Researchers say they’ve found a rise in brain-damaging blood clots right after the time switch.
Aside from feeling discombobulated, here’s another thing to worry about when Daylight Saving Time arrives March 13: brain-ravaging blood clots.
Researchers today released a preliminary study detailing their examination of a decade of hospital records in Finland, saying they’ve found a spike in patients with ischemic strokes after Daylight Saving. The rate of strokes jumped 8 percent in the two days after the time switch, compared with two weeks before and after, though following that brief period it settled back down to average.
They believe a disruption in the body’s natural cycle is behind the rise in strokes. Here’s more from a press release:
“Previous studies have shown that disruptions in a person’s circadian rhythm, also called an internal body clock, increase the risk of ischemic stroke, so we wanted to find out if daylight saving time was putting people at risk,” said study author Jori Ruuskanen, MD, PhD, of the University of Turku in Turku, Finland....

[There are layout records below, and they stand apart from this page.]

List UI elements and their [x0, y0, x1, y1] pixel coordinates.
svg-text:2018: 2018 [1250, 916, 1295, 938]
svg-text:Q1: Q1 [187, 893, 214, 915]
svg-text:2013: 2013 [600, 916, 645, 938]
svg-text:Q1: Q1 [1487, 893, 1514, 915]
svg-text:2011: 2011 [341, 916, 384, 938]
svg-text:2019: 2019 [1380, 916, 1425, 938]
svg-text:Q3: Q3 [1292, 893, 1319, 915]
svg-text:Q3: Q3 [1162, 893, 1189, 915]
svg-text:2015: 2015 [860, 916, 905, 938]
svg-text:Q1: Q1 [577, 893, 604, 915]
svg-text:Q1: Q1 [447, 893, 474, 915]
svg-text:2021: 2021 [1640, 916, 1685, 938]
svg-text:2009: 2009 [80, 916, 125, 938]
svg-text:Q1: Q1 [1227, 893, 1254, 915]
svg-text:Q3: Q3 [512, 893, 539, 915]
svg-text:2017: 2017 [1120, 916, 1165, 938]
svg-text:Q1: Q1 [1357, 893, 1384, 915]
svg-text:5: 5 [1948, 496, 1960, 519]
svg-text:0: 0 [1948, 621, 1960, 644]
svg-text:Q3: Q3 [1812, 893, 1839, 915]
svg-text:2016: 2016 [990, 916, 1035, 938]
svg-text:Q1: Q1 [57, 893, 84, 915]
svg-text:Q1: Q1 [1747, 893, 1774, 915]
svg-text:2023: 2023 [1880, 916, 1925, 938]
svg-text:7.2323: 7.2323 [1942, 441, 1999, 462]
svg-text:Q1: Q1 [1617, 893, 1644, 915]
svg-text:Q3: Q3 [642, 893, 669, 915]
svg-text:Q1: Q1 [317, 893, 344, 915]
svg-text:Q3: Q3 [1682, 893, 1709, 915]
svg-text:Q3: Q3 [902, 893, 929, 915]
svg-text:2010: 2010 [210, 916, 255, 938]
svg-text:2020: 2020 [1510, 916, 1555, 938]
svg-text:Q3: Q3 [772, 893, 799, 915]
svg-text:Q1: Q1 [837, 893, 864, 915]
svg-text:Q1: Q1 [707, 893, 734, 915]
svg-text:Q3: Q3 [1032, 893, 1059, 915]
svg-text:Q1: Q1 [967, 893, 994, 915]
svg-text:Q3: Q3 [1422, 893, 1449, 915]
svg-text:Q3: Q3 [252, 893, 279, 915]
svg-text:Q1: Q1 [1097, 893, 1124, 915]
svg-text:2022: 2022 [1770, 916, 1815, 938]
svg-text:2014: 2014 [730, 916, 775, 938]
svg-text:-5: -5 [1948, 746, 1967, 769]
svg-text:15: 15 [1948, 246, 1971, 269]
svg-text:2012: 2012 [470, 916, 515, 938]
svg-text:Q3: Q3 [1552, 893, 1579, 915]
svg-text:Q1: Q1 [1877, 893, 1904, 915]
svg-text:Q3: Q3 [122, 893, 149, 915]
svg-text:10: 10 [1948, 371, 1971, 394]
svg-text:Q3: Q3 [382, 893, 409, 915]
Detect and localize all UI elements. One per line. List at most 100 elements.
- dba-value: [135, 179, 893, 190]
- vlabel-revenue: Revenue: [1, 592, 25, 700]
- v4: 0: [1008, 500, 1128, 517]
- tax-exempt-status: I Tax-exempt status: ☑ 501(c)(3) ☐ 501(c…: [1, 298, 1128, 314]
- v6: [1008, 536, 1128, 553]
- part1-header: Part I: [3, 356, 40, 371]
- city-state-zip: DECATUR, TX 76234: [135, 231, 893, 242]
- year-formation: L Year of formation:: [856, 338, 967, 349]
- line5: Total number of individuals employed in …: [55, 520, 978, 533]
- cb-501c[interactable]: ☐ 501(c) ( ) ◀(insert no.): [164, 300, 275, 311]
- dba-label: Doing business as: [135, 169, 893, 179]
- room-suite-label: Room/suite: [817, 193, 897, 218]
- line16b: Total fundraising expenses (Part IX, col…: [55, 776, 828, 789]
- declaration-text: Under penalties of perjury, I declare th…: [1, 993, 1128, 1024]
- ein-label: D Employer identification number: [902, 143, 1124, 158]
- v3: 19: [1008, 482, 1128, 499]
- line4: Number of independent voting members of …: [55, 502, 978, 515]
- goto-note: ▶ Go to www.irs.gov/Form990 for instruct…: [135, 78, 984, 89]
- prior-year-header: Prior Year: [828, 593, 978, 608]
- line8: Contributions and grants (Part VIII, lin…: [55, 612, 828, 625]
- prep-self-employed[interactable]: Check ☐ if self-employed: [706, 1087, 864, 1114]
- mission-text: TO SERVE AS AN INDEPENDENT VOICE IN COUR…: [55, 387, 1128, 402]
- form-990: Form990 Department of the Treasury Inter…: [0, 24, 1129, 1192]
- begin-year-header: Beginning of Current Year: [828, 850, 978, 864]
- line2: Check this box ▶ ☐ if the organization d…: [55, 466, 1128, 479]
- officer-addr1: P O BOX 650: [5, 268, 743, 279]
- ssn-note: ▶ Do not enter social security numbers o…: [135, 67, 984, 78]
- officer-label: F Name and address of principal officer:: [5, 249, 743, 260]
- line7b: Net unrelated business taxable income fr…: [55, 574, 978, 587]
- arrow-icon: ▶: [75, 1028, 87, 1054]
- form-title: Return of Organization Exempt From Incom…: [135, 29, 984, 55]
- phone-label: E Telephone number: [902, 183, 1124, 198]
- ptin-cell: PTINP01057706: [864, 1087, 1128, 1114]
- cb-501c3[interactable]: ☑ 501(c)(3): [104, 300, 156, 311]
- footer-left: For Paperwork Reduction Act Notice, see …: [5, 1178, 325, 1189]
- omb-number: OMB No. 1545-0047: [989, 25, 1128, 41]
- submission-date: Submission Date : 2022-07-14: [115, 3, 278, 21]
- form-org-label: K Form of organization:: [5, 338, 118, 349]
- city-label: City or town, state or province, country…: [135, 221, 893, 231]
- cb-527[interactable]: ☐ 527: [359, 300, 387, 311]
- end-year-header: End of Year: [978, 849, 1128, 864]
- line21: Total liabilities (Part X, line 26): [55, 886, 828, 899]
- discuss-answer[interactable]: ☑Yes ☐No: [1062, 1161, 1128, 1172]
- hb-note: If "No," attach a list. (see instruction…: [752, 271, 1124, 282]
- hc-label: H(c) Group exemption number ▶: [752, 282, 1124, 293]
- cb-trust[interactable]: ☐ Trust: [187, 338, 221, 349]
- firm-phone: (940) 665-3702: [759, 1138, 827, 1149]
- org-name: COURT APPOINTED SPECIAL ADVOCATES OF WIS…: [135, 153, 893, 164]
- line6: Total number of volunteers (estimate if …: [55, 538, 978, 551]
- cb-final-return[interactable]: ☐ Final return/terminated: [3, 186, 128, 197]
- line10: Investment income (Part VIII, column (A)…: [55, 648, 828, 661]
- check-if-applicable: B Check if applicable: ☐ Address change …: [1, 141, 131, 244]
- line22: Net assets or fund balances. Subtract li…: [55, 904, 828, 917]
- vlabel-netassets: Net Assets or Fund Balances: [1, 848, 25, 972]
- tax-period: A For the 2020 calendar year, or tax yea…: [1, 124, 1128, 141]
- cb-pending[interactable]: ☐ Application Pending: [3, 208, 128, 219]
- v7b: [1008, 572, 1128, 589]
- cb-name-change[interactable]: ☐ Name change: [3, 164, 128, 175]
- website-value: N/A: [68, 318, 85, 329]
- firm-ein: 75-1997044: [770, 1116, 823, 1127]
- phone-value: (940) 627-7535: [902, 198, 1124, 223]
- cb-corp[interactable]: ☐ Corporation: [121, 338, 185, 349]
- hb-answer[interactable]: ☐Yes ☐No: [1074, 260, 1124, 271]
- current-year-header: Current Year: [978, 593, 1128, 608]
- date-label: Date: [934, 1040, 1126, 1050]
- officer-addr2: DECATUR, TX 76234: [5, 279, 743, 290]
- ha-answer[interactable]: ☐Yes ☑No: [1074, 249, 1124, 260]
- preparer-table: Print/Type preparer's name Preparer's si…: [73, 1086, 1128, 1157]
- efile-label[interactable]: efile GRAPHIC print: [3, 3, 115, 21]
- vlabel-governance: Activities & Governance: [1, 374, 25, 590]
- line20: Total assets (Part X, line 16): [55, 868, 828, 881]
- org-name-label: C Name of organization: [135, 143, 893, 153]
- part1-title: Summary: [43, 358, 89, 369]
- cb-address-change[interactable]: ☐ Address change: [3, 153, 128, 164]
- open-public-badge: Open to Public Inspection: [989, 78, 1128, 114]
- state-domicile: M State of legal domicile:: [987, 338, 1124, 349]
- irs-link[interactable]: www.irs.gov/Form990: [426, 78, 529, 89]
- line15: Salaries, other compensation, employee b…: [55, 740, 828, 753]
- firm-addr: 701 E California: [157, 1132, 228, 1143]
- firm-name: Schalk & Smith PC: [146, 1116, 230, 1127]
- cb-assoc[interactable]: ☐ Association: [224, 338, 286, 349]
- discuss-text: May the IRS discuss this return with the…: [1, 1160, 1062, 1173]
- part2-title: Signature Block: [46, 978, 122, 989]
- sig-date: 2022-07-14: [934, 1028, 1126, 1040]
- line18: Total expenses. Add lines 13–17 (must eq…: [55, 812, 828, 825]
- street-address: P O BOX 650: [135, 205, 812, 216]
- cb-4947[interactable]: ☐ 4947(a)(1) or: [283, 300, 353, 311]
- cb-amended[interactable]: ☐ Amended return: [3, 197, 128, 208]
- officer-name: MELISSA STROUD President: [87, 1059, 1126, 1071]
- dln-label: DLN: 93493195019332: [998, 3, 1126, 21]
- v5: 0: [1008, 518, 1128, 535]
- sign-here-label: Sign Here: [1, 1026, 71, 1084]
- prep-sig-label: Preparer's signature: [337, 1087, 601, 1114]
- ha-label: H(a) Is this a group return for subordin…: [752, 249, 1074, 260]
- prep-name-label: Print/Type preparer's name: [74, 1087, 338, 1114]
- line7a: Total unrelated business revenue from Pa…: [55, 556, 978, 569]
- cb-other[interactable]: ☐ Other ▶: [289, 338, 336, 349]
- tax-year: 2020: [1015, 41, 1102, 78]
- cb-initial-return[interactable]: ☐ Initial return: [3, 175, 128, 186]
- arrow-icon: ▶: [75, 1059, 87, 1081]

People with cancer were 25 percent more likely to have a stroke after daylight saving time than during another period. The risk was also higher for those over age 65, who were 20 percent more likely to have a stroke right after the transition.
Hospital deaths from stroke did not increase in the week after a daylight saving time transition.
The researchers will share more information when they present the final study in April at the American Academy of Neurology’s annual meeting in Vancouver.